And then within a twelvemonth, came the tragedy of the Gerrard family.

Captain Gerrard, by Dr Rayner's advice, decided to take his wife to Sydney to consult a specialist, and Rayner went with them. They took passage on a coastal steamer named the _Cassowary_--a small paddle-wheel vessel of three hundred tons, old, ill-found, and utterly unable to cope with the savage easterly gale that met her as she rounded Cape Howe, and doots north for Sydney.

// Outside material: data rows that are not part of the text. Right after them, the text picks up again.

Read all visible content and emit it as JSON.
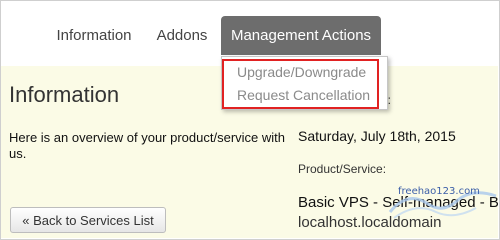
{
  "tabs": [
    {
      "label": "Information"
    },
    {
      "label": "Addons"
    },
    {
      "label": "Management Actions",
      "active": true
    }
  ],
  "dropdown": {
    "items": [
      {
        "label": "Upgrade/Downgrade"
      },
      {
        "label": "Request Cancellation"
      }
    ]
  },
  "main": {
    "title": "Information",
    "overview": "Here is an overview of your product/service with us.",
    "label_cut": "e:",
    "registration_date": "Saturday, July 18th, 2015",
    "product_label": "Product/Service:",
    "product_value": "Basic VPS - Self-managed - Bar",
    "hostname": "localhost.localdomain"
  },
  "back_button": {
    "label": "« Back to Services List"
  },
  "watermark": {
    "text": "freehao123.com"
  },
  "colors": {
    "active_tab": "#6d6d6d",
    "content_bg": "#fbfbe6",
    "highlight": "#e12222"
  }
}
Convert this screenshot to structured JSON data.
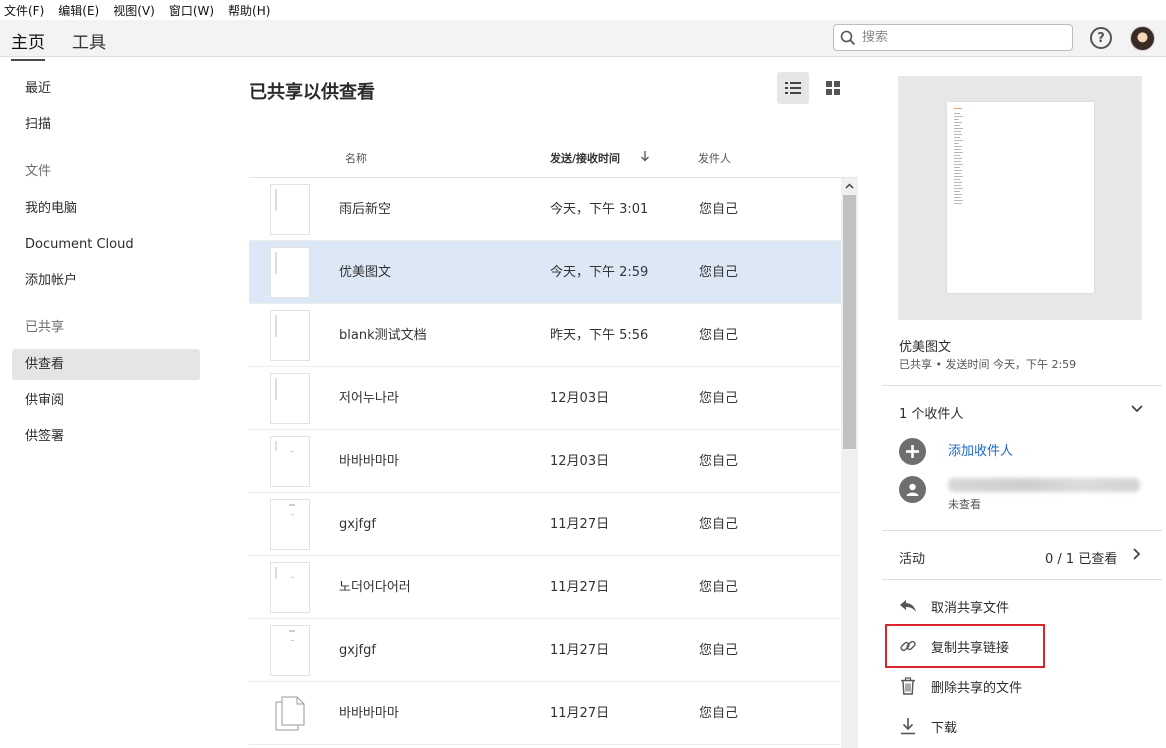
{
  "menu": [
    "文件(F)",
    "编辑(E)",
    "视图(V)",
    "窗口(W)",
    "帮助(H)"
  ],
  "nav": {
    "home": "主页",
    "tools": "工具"
  },
  "search": {
    "placeholder": "搜索"
  },
  "sidebar": {
    "recent": "最近",
    "scan": "扫描",
    "files_section": "文件",
    "my_computer": "我的电脑",
    "document_cloud": "Document Cloud",
    "add_account": "添加帐户",
    "shared_section": "已共享",
    "for_view": "供查看",
    "for_review": "供审阅",
    "for_sign": "供签署"
  },
  "main": {
    "title": "已共享以供查看",
    "columns": {
      "name": "名称",
      "time": "发送/接收时间",
      "sender": "发件人"
    },
    "rows": [
      {
        "name": "雨后新空",
        "time": "今天，下午 3:01",
        "sender": "您自己"
      },
      {
        "name": "优美图文",
        "time": "今天，下午 2:59",
        "sender": "您自己"
      },
      {
        "name": "blank测试文档",
        "time": "昨天，下午 5:56",
        "sender": "您自己"
      },
      {
        "name": "저어누나라",
        "time": "12月03日",
        "sender": "您自己"
      },
      {
        "name": "바바바마마",
        "time": "12月03日",
        "sender": "您自己"
      },
      {
        "name": "gxjfgf",
        "time": "11月27日",
        "sender": "您自己"
      },
      {
        "name": "노더어다어러",
        "time": "11月27日",
        "sender": "您自己"
      },
      {
        "name": "gxjfgf",
        "time": "11月27日",
        "sender": "您自己"
      },
      {
        "name": "바바바마마",
        "time": "11月27日",
        "sender": "您自己"
      }
    ]
  },
  "panel": {
    "doc_title": "优美图文",
    "doc_meta": "已共享 • 发送时间 今天，下午 2:59",
    "recipients_count": "1 个收件人",
    "add_recipient": "添加收件人",
    "recipient_status": "未查看",
    "activity_label": "活动",
    "activity_value": "0 / 1 已查看",
    "actions": {
      "unshare": "取消共享文件",
      "copy_link": "复制共享链接",
      "delete": "删除共享的文件",
      "download": "下载"
    }
  },
  "colors": {
    "selected_row": "#dde8f6",
    "link": "#1b68c6",
    "highlight": "#d9262d"
  }
}
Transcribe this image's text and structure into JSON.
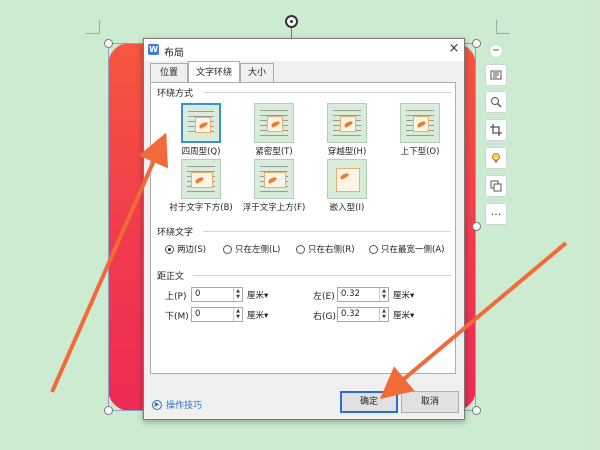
{
  "dialog": {
    "title": "布局",
    "app_icon_text": "W",
    "close_glyph": "×",
    "tabs": [
      {
        "label": "位置"
      },
      {
        "label": "文字环绕",
        "active": true
      },
      {
        "label": "大小"
      }
    ],
    "wrap_section": {
      "heading": "环绕方式",
      "options": [
        {
          "label": "四周型(Q)",
          "selected": true
        },
        {
          "label": "紧密型(T)"
        },
        {
          "label": "穿越型(H)"
        },
        {
          "label": "上下型(O)"
        },
        {
          "label": "衬于文字下方(B)"
        },
        {
          "label": "浮于文字上方(F)"
        },
        {
          "label": "嵌入型(I)"
        }
      ]
    },
    "text_section": {
      "heading": "环绕文字",
      "options": [
        {
          "label": "两边(S)",
          "selected": true
        },
        {
          "label": "只在左侧(L)"
        },
        {
          "label": "只在右侧(R)"
        },
        {
          "label": "只在最宽一侧(A)"
        }
      ]
    },
    "distance_section": {
      "heading": "距正文",
      "top": {
        "label": "上(P)",
        "value": "0",
        "unit": "厘米▾"
      },
      "bottom": {
        "label": "下(M)",
        "value": "0",
        "unit": "厘米▾"
      },
      "left": {
        "label": "左(E)",
        "value": "0.32",
        "unit": "厘米▾"
      },
      "right": {
        "label": "右(G)",
        "value": "0.32",
        "unit": "厘米▾"
      }
    },
    "tips_label": "操作技巧",
    "ok_label": "确定",
    "cancel_label": "取消"
  },
  "sidebar": {
    "icons": [
      "minus-icon",
      "layout-icon",
      "zoom-icon",
      "crop-icon",
      "lightbulb-icon",
      "image-convert-icon",
      "more-icon"
    ],
    "more_glyph": "···",
    "minus_glyph": "−"
  },
  "colors": {
    "background": "#cfe6cf",
    "picture_top": "#f4573f",
    "picture_bottom": "#ee2b55",
    "arrow": "#f26a3a",
    "accent": "#2a6ed6"
  }
}
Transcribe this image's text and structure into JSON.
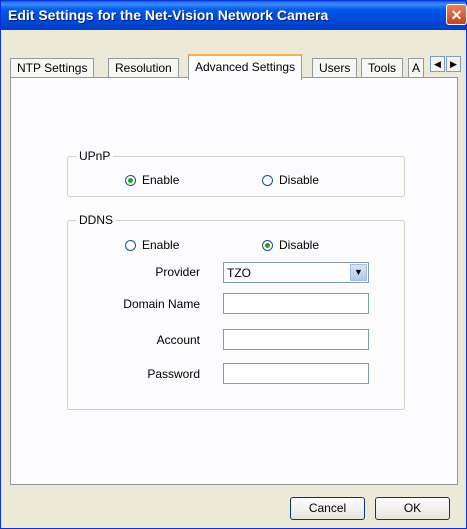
{
  "window": {
    "title": "Edit Settings for the Net-Vision Network Camera",
    "close_icon": "close-icon"
  },
  "tabs": [
    {
      "label": "NTP Settings"
    },
    {
      "label": "Resolution"
    },
    {
      "label": "Advanced Settings",
      "active": true
    },
    {
      "label": "Users"
    },
    {
      "label": "Tools"
    },
    {
      "label": "A"
    }
  ],
  "tab_scroll": {
    "left": "◀",
    "right": "▶"
  },
  "upnp": {
    "title": "UPnP",
    "enable_label": "Enable",
    "disable_label": "Disable",
    "selected": "enable"
  },
  "ddns": {
    "title": "DDNS",
    "enable_label": "Enable",
    "disable_label": "Disable",
    "selected": "disable",
    "provider_label": "Provider",
    "provider_value": "TZO",
    "domain_label": "Domain Name",
    "domain_value": "",
    "account_label": "Account",
    "account_value": "",
    "password_label": "Password",
    "password_value": ""
  },
  "buttons": {
    "cancel": "Cancel",
    "ok": "OK"
  },
  "colors": {
    "titlebar": "#0058ee",
    "face": "#ece9d8",
    "active_tab_accent": "#f7b444",
    "radio_dot": "#21a121"
  }
}
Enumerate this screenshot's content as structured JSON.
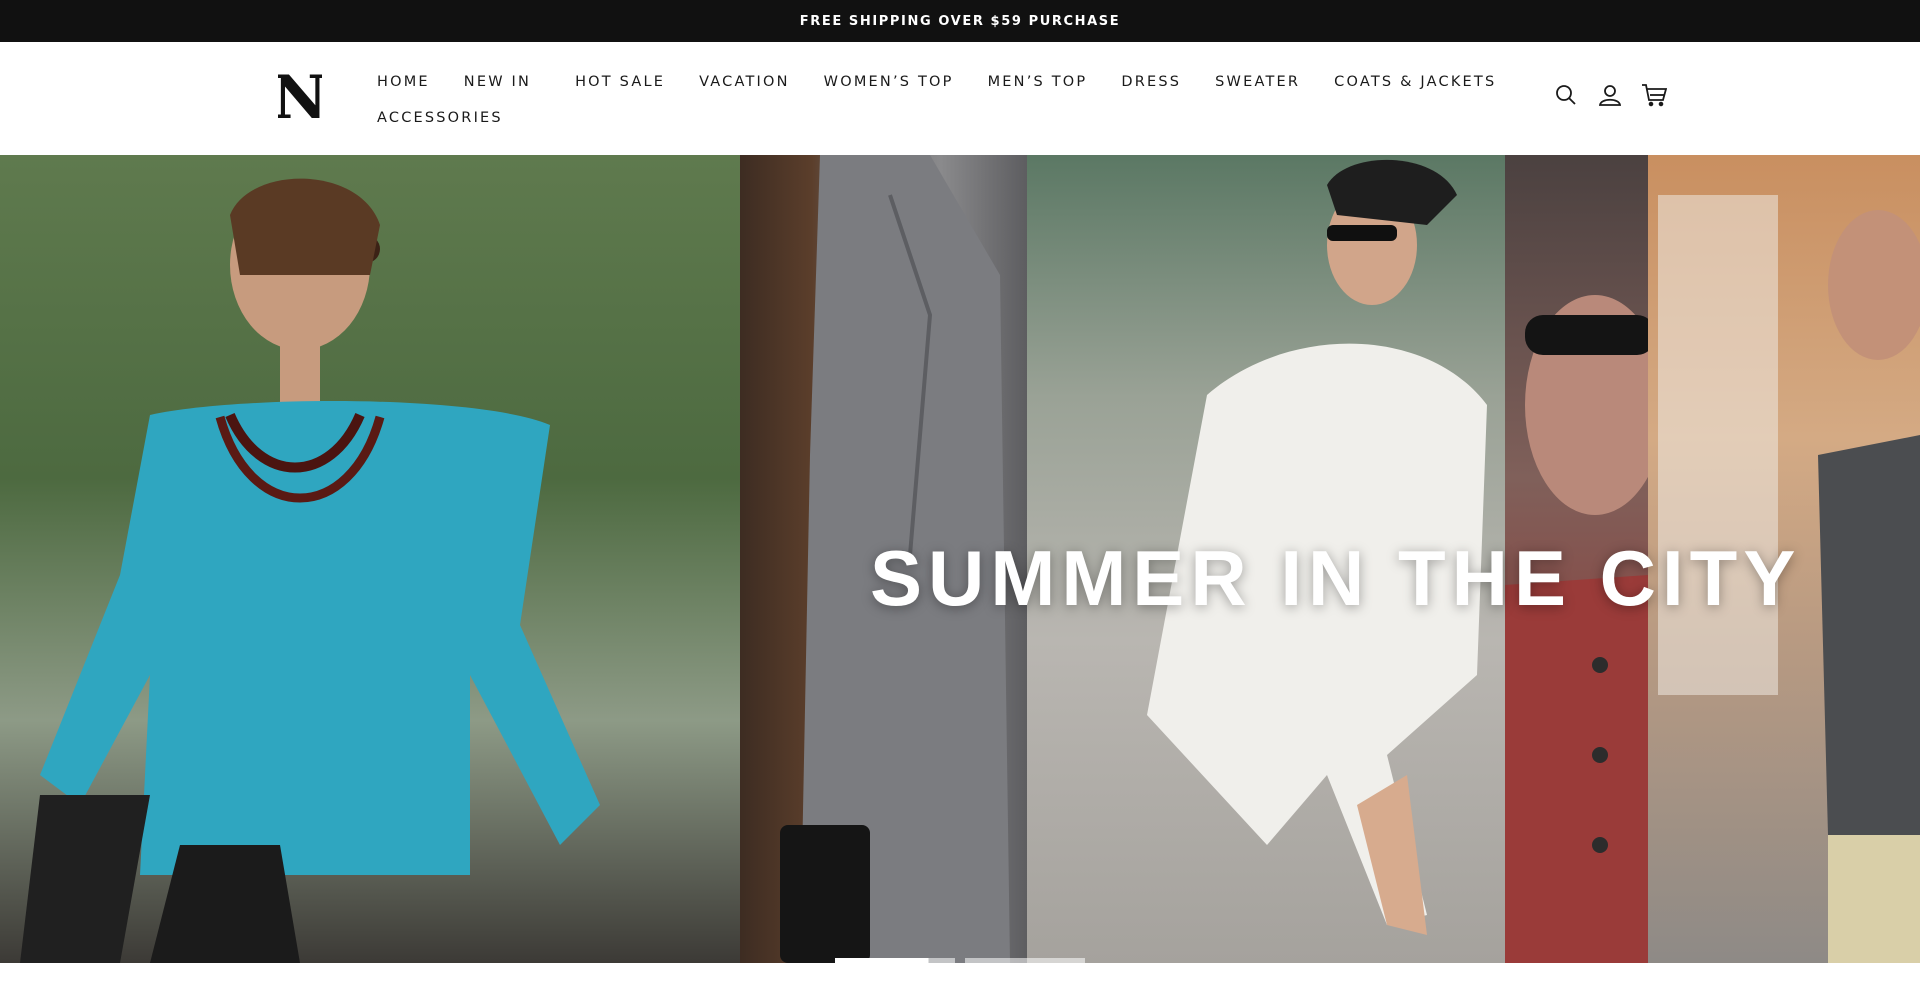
{
  "announcement": {
    "text": "FREE SHIPPING OVER $59 PURCHASE"
  },
  "brand": {
    "logo_letter": "N"
  },
  "nav": {
    "row1": [
      "HOME",
      "NEW IN",
      "HOT SALE",
      "VACATION",
      "WOMEN’S TOP",
      "MEN’S TOP",
      "DRESS",
      "SWEATER",
      "COATS & JACKETS"
    ],
    "row2": [
      "ACCESSORIES"
    ]
  },
  "header_icons": [
    "search-icon",
    "account-icon",
    "cart-icon"
  ],
  "hero": {
    "title": "SUMMER IN THE CITY"
  },
  "carousel": {
    "slides": 3,
    "active": 1
  },
  "colors": {
    "announcement_bg": "#111111",
    "text": "#1a1a1a",
    "hero_text": "#ffffff"
  }
}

A fortnight later, Mary Rayner, as she was putting her two months' old baby girl to sleep, was called from her bedroom to see a stranger in the sitting-room. He was a stockman from a station seventy miles away on the coast.

He silently handed her a letter, and then turned away, She opened and read it. It was from die Police Inspector of the Cape Howe district, and in a few sympathetic words told her that the _Cassowary_ had been lost near Cape Howe, and that every soul on board but one seaman and a child of four years of age had perished, and that her husband, her father and her mother had been buried three days previously.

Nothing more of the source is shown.